Бывало, он слышал сквозь забытье свое имя - то, существовавшее до Брюса лишь инициалами на истертой долгим хранением бумаге - и это было вернее для него, чем любые другие слова, пусть самые изысканные, самые жуткие или самые важные, вроде кода от запертой камеры или ключа для остановки таймера.
Звук существует, хоть и приходится напоминать себе о объективности: на каждого хищника находится хищник покрупнее, даже если иная сила отличает его; никакого бога, или волшебства, никакого абсолютного зла или настоящей, истинной справедливости, все просто случается, и только воля человеческая имеет влияние на окружающую среду - огонь все так же засветится зеленым, соприкоснувшись с солями бария, а ножевое лезвие при ударе рассекает кожу и мышечную ткань, оставляет зарубы на костях, сечет сухожилия…
И Бэтмен неизменен - так близок и недосягаем, так непрост, надтреснут, но прочен.
Присасываясь влажно и крепко к его напряженному естеству, он чувствовал тепло жизни, испарину, и трепет плоти у губ и мякоти безликих пальцев, искомую томность и плавность: все верно, он все еще здесь, несмотря на то, что его присутствие больше не ощущается.
- Брюс, - попробовал он имя вслух, и оно прозвучало. - Ты ведешь себя странно.

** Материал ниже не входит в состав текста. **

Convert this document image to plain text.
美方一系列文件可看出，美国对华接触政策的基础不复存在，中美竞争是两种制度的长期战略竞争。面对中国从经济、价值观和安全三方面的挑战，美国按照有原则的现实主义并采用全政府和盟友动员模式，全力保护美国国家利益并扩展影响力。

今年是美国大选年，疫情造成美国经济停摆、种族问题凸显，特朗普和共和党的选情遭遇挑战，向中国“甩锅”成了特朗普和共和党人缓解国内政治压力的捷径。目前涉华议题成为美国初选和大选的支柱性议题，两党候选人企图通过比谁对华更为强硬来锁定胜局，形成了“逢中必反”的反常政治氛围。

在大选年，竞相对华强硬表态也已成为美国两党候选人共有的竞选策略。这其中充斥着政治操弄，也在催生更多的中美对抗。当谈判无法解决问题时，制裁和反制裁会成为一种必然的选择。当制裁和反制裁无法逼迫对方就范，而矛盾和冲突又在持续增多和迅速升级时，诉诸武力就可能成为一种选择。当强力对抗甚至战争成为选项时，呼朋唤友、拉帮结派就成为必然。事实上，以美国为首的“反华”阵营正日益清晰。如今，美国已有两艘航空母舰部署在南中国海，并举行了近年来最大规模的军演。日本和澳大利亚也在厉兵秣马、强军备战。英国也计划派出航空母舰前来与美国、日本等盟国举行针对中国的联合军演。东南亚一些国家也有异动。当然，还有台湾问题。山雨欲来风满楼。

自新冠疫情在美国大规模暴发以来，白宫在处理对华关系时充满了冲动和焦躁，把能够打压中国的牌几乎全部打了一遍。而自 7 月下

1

Я могу судить это “странно” в твоих пределах… В общих чертах, мм. Тебя не было неделю. Тебе промывали желудок, у тебя плохо работало сердце. Наивный старый черт разнылся, что ты покойник. Ты в одном медотсеке проспал четыре дня. Ты не очнулся?
- Не уверен, не имеет значения. Но я серьезно, - бледно отозвался Брюс. - Ты есть, я знаю тебя, ты заполнил собой все… чертово пространство, - несколько невнятно забормотал он, доведенный острым языком до полубеспамятства, и тяжело дыша, выгибаясь, сбивая ступнями простыни, застонал, протестующе и пусто, хотя данное им самому себе обещание не забыть призрак болот прилично разгоняло туманы. - Я догадывался, что ты хранишь в своем рукаве что-то по-настоящему странное, но предположить, что тебя что-то ужасает, было невозможно. А уж узнать, что тебя ужасает собственная безжалостность к себе, обширная настолько… О, черт, погоди… Джокер… - прервался он, когда губы, вернувшись, сжались чересчур туго, да еще у основания, но почувствовать стыд за занудство не смог, охолощенный чужими противоречиями. - Обширная, Джек… что простирается… Хм… Раньше я не знал, что такое “быть шокированным”. Возможно, я чувствую это сейчас.
Жадный рот размяк, выплюнул его хлюпко и с видимым раздражением.
- Вот как это называется, - злобно проворчал окончательно отвергнутый Джокер, и вдруг рухнул рядом, отстраняясь, всем своим видом выражая, что этот отказ был последним. - А я-то думал, это простатит. Все время забываю о деталях, я стал так небрежен! Бэт-простатит, конечно же, мм. И как, очень больно? Мог бы сразу сказать.
- Нет у меня таких проблем, - вяло возмутился покинутый Брюс, и он захихикал, но быстро замолк, и в паузу, содержащую только тишину, нельзя было вместить все лишнее.
- Так значит, влюблен в меня? - любознательно резанул он, вглядываясь в потолочные панели, когда бьющийся в окно ветер нарушил молчание, приняв на себя эту неприятную обязанность.
Отяжеленный Брюс, устало ждущий калькуляции у его плеча, иронично поежился, подзакатывая глаза: подозрительно нежная рука все еще невзначай поглаживала его в паху.
- Да, - просто сказал он, зная, что его ждет очередное испытание.
- Как баба?
- Поворачивайся спинкой, покажу.
Шутка, даром что плоская, была хороша, и Джокер одобрительно хмыкнул.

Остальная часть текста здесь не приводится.